Spurred by rising public anger, federal and state investigators are preparing for a surge of prosecutions of financial fraud. Across the country, attorneys general have already begun indicting dozens of loan processors, mortgage brokers and bank officers. Last week alone, there were guilty pleas in Minnesota, Delaware, North Carolina and Connecticut and sentences in Florida and Vermont — all stemming from home loan scams.
With the Obama administration focused on stabilizing the banks and restoring confidence in the stock market, it has said little about civil or criminal charges at the federal level.
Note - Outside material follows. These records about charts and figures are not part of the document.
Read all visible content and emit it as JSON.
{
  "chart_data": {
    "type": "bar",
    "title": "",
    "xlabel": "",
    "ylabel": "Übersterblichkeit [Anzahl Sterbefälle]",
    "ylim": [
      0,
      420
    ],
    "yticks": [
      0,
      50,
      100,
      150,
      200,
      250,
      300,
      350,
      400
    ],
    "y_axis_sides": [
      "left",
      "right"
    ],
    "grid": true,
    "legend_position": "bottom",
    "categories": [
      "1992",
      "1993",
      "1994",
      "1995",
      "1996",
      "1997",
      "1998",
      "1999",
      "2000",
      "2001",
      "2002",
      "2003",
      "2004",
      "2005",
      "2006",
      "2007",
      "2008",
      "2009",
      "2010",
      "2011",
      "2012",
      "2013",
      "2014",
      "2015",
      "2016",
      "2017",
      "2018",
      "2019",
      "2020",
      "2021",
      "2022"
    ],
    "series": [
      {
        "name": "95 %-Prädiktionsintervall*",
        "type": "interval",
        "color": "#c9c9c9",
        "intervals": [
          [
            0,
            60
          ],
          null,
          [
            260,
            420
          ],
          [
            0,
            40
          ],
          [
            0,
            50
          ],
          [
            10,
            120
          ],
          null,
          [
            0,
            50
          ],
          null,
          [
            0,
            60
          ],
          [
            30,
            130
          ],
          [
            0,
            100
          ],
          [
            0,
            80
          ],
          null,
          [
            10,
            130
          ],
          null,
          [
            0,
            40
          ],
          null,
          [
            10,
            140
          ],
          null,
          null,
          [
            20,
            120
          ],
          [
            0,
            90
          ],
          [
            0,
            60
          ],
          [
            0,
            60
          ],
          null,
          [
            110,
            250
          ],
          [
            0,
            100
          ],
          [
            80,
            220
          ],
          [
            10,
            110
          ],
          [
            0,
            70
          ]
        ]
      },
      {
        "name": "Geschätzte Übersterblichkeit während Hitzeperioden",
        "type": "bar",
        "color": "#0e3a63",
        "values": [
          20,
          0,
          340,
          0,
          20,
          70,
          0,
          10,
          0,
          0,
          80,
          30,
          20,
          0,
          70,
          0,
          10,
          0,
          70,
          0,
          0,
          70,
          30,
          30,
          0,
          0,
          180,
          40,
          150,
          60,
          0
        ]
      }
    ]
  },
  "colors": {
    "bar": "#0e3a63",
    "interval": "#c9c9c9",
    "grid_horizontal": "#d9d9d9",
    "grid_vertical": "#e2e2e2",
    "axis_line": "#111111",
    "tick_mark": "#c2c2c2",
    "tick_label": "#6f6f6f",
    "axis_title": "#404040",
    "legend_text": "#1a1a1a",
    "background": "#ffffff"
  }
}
But its proposed budget contains hints that it will add to this weight of litigation, including money for more F.B.I. agents to investigate mortgage fraud and white-collar crime, and a 13 percent raise for the Securities and Exchange Commission.
. . . “It’s clear that [Attorney General Eric Holder] and other top-level members of the Obama administration want to seize the opportunity to send a message of zero tolerance for mortgage fraud,” said Connecticut’s attorney general, Richard Blumenthal, who attended a meeting with Mr. Holder and a number of state attorneys general last week in Washington. “The only question is when and how they will do it.”
but what about the big fish?
With all the state activity and portents of a new resolve at the federal level, lawyers who defend white-collar clients sense growing momentum to perp walk and prosecute executives involved in the mortgage meltdown. “It’s going to be open season,” says Daniel M. Petrocelli, a defense lawyer whose clients include Jeffrey K. Skilling, the former chief executive of Enron. "You’ll see a lot of indictments down the road, and you’ll see a lot of prosecutions that rely on vague theories of ‘deprivation of honest services.’ "
Many financial executives have hired lawyers in the last few months, either through in-house counsels or, more discreetly, on their own, several lawyers who defend white-collar clients said. While assorted Wall Street executives have been prosecuted over the years, any concerted legal attack on the financial sector would have little precedent.
Could this be a stimulus designed for the white collar criminal law bar?